Had I been older I would have known that it was also one of the wisest, most daring, most risk-taking films of the era.

It was the first grown-up film I ever saw, reaching out behind my beloved Walt Disney and Warner Brothers animated tales.  I saw it in a time when Hollywood still was a place of dreams and fantasies.  This final image could not have summed up the zany story any better.

This is my choice for Day Two.

"Some Like It Hot" (1959)
Directed by Billy Wilder
Screenplay by Billy Wilder and I.A.L. Diamond
Image: Joe E. Brown (“Osgood Fielding III”), Jack Lemmon (“Jerry/Daphne”)

I was seven years old, and my parents took me to a palace. It was magnificent: draped in red velvet, golden ceilings arching high above my head, and uniformed attendants showing us to our seats. 

It was Grauman's Chinese Theatre and "Some Like It Hot" is the first grownup movie I recall seeing. 

       (Photo from Alison Martino's Vintage Los Angeles)

I laughed when the men dressed up like the ladies, I liked the sweet blonde girl with the quiet voice, I hoped our heroes would get away from the bad guys - and then that old man didn't even care that his girlfriend was a guy


 Tony Curtis (playing Joe channeling Cary Grant) as "Shell Oil, Jr." and Marilyn Monroe as "Sugar Kane Kowalczyk"



Curtis as Joe playing "Josephine" and Lemmon as Jerry impersonating "Daphne"

Looking back, I realized what a marvel this film was: that kids and their parents could laugh together, that the laughs would build to more and more laughs until they turned to tears of delight, that it could be crazy but sweet, preposterous but believable, and subversive in a thousand ways my seven year old self would not realize for a decade or more. 

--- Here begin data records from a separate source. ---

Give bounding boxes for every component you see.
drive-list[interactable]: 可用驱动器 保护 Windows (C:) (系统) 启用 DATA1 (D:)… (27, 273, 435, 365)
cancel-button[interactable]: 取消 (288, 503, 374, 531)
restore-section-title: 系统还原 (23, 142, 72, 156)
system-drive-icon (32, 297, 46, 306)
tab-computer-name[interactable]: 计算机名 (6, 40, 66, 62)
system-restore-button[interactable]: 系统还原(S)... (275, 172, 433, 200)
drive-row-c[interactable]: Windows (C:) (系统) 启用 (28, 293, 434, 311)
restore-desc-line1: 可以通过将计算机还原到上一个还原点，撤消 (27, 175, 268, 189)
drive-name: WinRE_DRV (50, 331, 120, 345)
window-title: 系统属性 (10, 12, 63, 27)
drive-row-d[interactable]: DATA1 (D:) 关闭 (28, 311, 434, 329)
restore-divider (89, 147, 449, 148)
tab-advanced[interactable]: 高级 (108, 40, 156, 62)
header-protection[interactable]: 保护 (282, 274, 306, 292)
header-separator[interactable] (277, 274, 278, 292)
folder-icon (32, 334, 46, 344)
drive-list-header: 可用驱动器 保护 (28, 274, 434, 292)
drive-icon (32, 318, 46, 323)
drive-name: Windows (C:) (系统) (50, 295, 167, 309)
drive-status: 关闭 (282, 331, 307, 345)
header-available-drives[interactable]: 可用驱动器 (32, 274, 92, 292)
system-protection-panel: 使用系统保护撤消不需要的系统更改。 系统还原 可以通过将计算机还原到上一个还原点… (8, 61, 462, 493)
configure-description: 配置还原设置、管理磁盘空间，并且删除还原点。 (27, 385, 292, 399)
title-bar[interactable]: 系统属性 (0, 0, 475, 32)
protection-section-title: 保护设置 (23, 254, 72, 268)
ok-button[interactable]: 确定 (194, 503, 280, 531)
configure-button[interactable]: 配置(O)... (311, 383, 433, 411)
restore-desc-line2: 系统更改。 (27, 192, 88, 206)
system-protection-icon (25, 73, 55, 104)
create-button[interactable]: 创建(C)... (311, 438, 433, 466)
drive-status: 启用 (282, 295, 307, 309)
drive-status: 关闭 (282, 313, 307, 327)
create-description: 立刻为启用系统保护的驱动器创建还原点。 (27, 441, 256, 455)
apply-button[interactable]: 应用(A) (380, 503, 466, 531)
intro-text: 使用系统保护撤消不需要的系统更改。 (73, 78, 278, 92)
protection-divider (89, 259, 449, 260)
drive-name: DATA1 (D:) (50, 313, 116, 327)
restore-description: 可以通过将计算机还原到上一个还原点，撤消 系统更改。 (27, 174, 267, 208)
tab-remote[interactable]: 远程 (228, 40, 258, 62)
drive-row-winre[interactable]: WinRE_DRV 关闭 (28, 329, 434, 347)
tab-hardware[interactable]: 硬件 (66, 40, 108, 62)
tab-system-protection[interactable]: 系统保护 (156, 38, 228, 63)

One of the reasons the film works is because the actors commit to it, never acting as though they are above their roles. Tony Curtis (both as Josephine and spoofing Cary Grant) was just brilliant, Marilyn Monroe was never more radiant, and Jack Lemmon was wonderful in this --- and in film after film, with the kind of comic AND dramatic chops that made him worthy of every accolade he received. 

Every role in "Some Like it Hot", no matter how small, was beautifully rendered.

I saw Billy Wilder speak towards the end of his career, I *think* presenting "Buddy, Buddy," and he was still making me laugh. What a brilliant, gifted writer and director he was, and I'll be forever grateful that I had a chance to hear him share stories from some of my favorite films. It's a good memory.

I met Jack Lemmon at the old Huntington Hartford Theatre when he was starring in "Tribute" and I told him I'd loved him since I was seven years old. He hugged me, signed my playbill, and then remained there in the breezeway, talking with me for ten minutes about the previous twenty years of his extraordinary career. I still have the playbill, but I wish I'd gotten a photo. Oh, well, nobody's perfect!